Last week Standard and Poor's (S&P) revised the outlook on the Australian sovereign rating (AAA) to negative. The local currency rating (AAA) has also been revised to negative outlook.
The revision to the sovereign outlook impacts the level of government support in the Australian major bank parent ratings, with the result that they too have also been revised to negative outlook.
We expect the supported ratings of the New Zealand bank subsidiaries to also be impacted, and at risk of moving to A+ from AA- in 6 to 12 months’ time should the Australian sovereign lose the AAA rating.
S&P have cited ongoing budget slippage and a lack of sufficiently “forceful fiscal policy decisions” as a reason for the sovereign move to negative outlook.
A downgrade in the Australian sovereign rating would cap the extent of government support afforded to the major banks at a lower level. For banks with an 'A' standalone rating (unchanged) a sovereign rating move to AA+ would suggest the bank rating could
move from AA- to A+.
Source: AMP Capital
What does 'negative outlook' mean?
'Negative outlook' does not necessarily mean the Australian sovereign rating will be downgraded, merely that there is some likelihood of that happening unless more budget savings measures are legislated or there are improvements in the revenue outlook for Australia over the next 6 to 12 months. So we are essentially relying on Australian politicians to act!
Has the credit quality of our banks actually changed?
No. The credit quality of our banks is reflected in the 'stand alone' rating (SACP in the table above). This is BBB+ and remains unchanged.
Why does this matter for New Zealand?
There’s a domino effect. The mechanics of 'parent bank support' in S&P New Zealand bank ratings suggest that a local currency downgrade in Australia would lower the level of support the Australian banks can provide to their New Zealand subsidiaries in a crisis. 'Support' currently takes Westpac, BNZ and ANZ’s ratings from BBB+ up to AA- and ASB’s rating from A- up to AA-. A downgrade in the Australian parent banks would cap New Zealand issuer ratings at A+ (see matrix above).
Would a downgrade lead to higher funding costs and therefore higher mortgage rates in NZ?
Maybe, but we don’t anticipate a large cost increase and competition could mean that this impacts bank margins more than mortgage rates.

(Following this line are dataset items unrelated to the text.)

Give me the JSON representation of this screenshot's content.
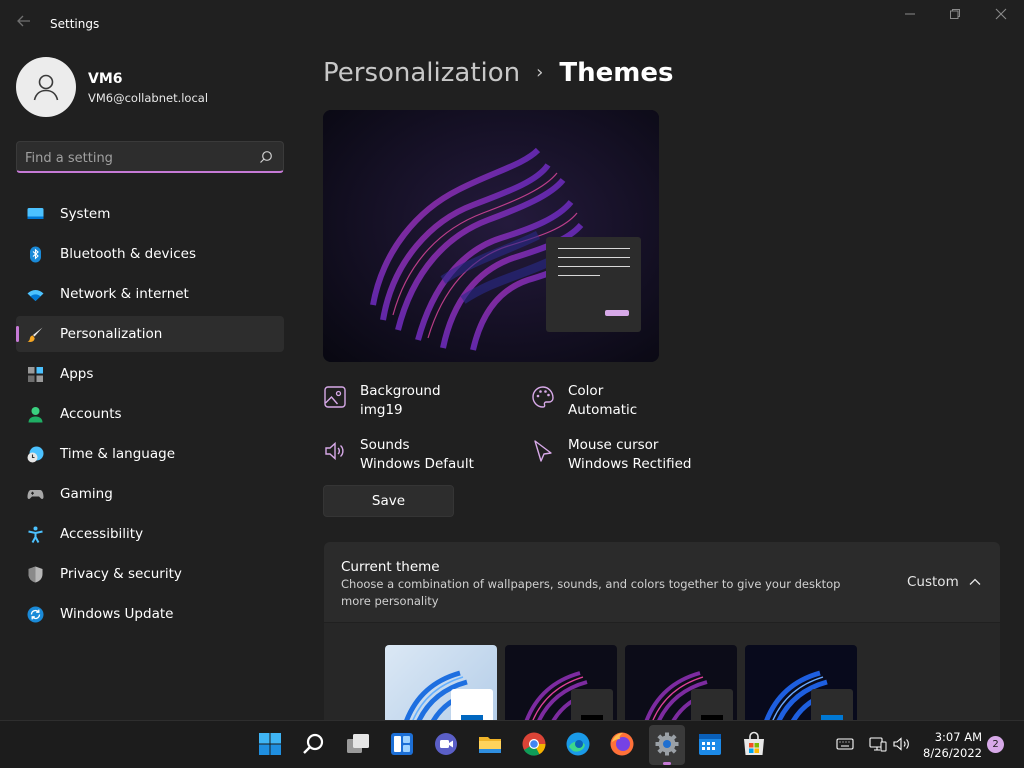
{
  "window": {
    "title": "Settings",
    "controls": [
      "minimize",
      "restore",
      "close"
    ]
  },
  "profile": {
    "name": "VM6",
    "email": "VM6@collabnet.local"
  },
  "search": {
    "placeholder": "Find a setting",
    "value": ""
  },
  "sidebar": {
    "items": [
      {
        "label": "System",
        "icon": "monitor-icon"
      },
      {
        "label": "Bluetooth & devices",
        "icon": "bluetooth-icon"
      },
      {
        "label": "Network & internet",
        "icon": "wifi-icon"
      },
      {
        "label": "Personalization",
        "icon": "paintbrush-icon",
        "selected": true
      },
      {
        "label": "Apps",
        "icon": "apps-icon"
      },
      {
        "label": "Accounts",
        "icon": "person-icon"
      },
      {
        "label": "Time & language",
        "icon": "clock-globe-icon"
      },
      {
        "label": "Gaming",
        "icon": "gamepad-icon"
      },
      {
        "label": "Accessibility",
        "icon": "accessibility-icon"
      },
      {
        "label": "Privacy & security",
        "icon": "shield-icon"
      },
      {
        "label": "Windows Update",
        "icon": "update-icon"
      }
    ]
  },
  "main": {
    "breadcrumb": {
      "parent": "Personalization",
      "separator": "›",
      "current": "Themes"
    },
    "properties": [
      {
        "title": "Background",
        "value": "img19",
        "icon": "image-icon"
      },
      {
        "title": "Color",
        "value": "Automatic",
        "icon": "palette-icon"
      },
      {
        "title": "Sounds",
        "value": "Windows Default",
        "icon": "speaker-icon"
      },
      {
        "title": "Mouse cursor",
        "value": "Windows Rectified",
        "icon": "cursor-icon"
      }
    ],
    "save_label": "Save",
    "current_theme": {
      "title": "Current theme",
      "description": "Choose a combination of wallpapers, sounds, and colors together to give your desktop more personality",
      "value": "Custom",
      "expanded": true,
      "themes": [
        {
          "name": "windows-light",
          "style": "light"
        },
        {
          "name": "windows-dark-glow-1",
          "style": "dark"
        },
        {
          "name": "windows-dark-glow-2",
          "style": "dark"
        },
        {
          "name": "windows-dark",
          "style": "dark-blue"
        }
      ]
    }
  },
  "taskbar": {
    "apps": [
      "start",
      "search",
      "task-view",
      "widgets",
      "teams-chat",
      "file-explorer",
      "chrome",
      "edge",
      "firefox",
      "settings",
      "calendar",
      "store"
    ],
    "active_app": "settings",
    "time": "3:07 AM",
    "date": "8/26/2022",
    "notification_count": "2"
  },
  "colors": {
    "accent": "#c67ad6",
    "accent_light": "#d7a9e8",
    "background": "#202020",
    "card": "#2b2b2b"
  }
}
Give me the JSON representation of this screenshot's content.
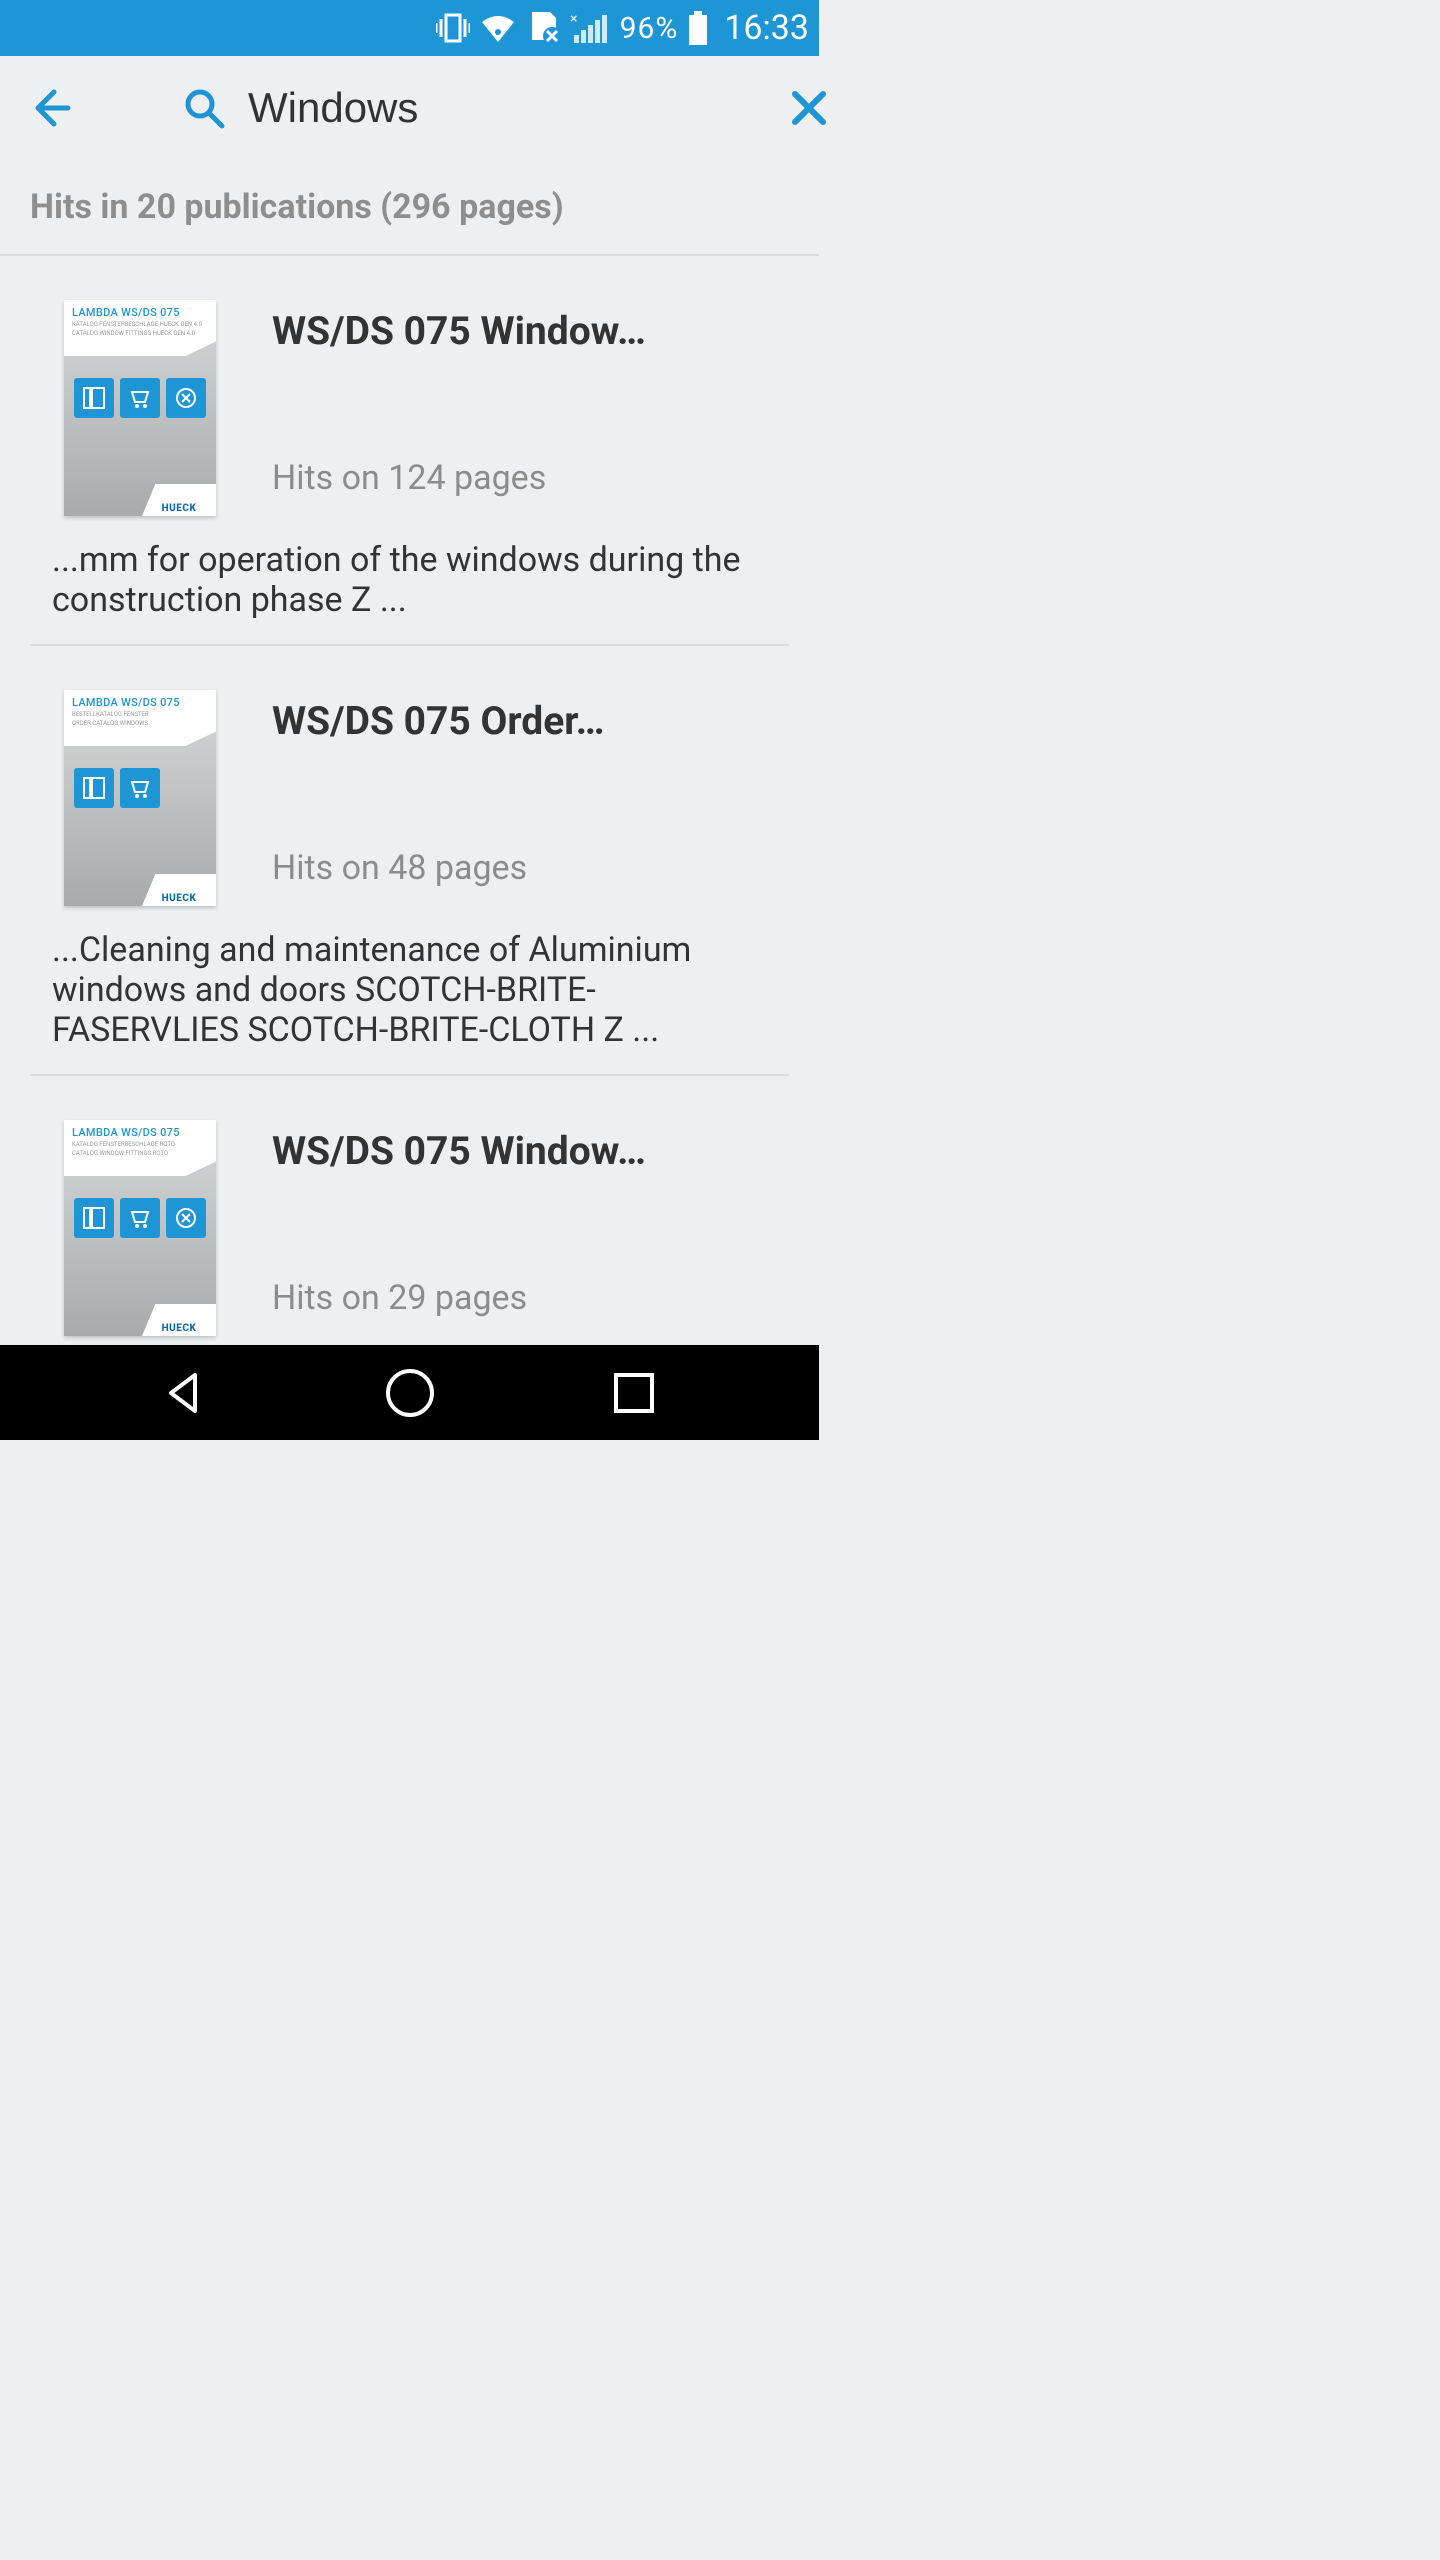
{
  "status": {
    "battery_percent": "96%",
    "time": "16:33"
  },
  "appbar": {
    "search_value": "Windows"
  },
  "summary": "Hits in 20 publications (296 pages)",
  "brand": "HUECK",
  "results": [
    {
      "thumb_title": "LAMBDA WS/DS 075",
      "thumb_sub1": "KATALOG FENSTERBESCHLÄGE HUECK GEN 4.0",
      "thumb_sub2": "CATALOG WINDOW FITTINGS HUECK GEN 4.0",
      "icons": 3,
      "title": "WS/DS 075 Window…",
      "hits": "Hits on 124 pages",
      "snippet": "...mm for operation of the windows during the construction phase Z ..."
    },
    {
      "thumb_title": "LAMBDA WS/DS 075",
      "thumb_sub1": "BESTELLKATALOG FENSTER",
      "thumb_sub2": "ORDER CATALOG WINDOWS",
      "icons": 2,
      "title": "WS/DS 075 Order…",
      "hits": "Hits on 48 pages",
      "snippet": "...Cleaning and maintenance of Aluminium windows and doors SCOTCH-BRITE-FASERVLIES SCOTCH-BRITE-CLOTH Z ..."
    },
    {
      "thumb_title": "LAMBDA WS/DS 075",
      "thumb_sub1": "KATALOG FENSTERBESCHLÄGE ROTO",
      "thumb_sub2": "CATALOG WINDOW FITTINGS ROTO",
      "icons": 3,
      "title": "WS/DS 075 Window…",
      "hits": "Hits on 29 pages",
      "snippet": ""
    }
  ]
}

Many New Zealand investment mandates are constrained by issuer credit ratings. Although we’d expect a one notch downgrade to A+ to add 0.15% to bank bond coupons domestically, domestic bond issuance is a smaller proportion of total bank funding relative to offshore bonds and NZ based deposits.
Moody's ratings for New Zealand banks would not be impacted as they assume Australian government support is not available to New Zealand subsidiaries in a crisis.
There is evidence that offshore investors already demand a higher coupon based on the BBB+ stand-alone rating, not the supported rating of AA-, so offshore costs may not change substantially based on this move alone.
The deposit rate may rise relative to the cash rate as banks fund credit growth and 2017 maturities, but what the RBNZ does will be important for the overall deposit cost.
Hybrid ratings would be unchanged.
Should investors be concerned?
No. Should the banks be downgraded we would anticipate them being stable at A+.
Bank regulators globally are demanding banks hold more capital and not rely on tax payer funds.
We had anticipated support would ultimately be removed in Australia. A change in the sovereign rating gets us to the same result, but via a different route when you consider the rating methodology.
Indeed, banks in Australia and ultimately in New Zealand will be under pressure to hold more capital to remain in the top quartile of banks globally which ultimately will be positive for debt investors.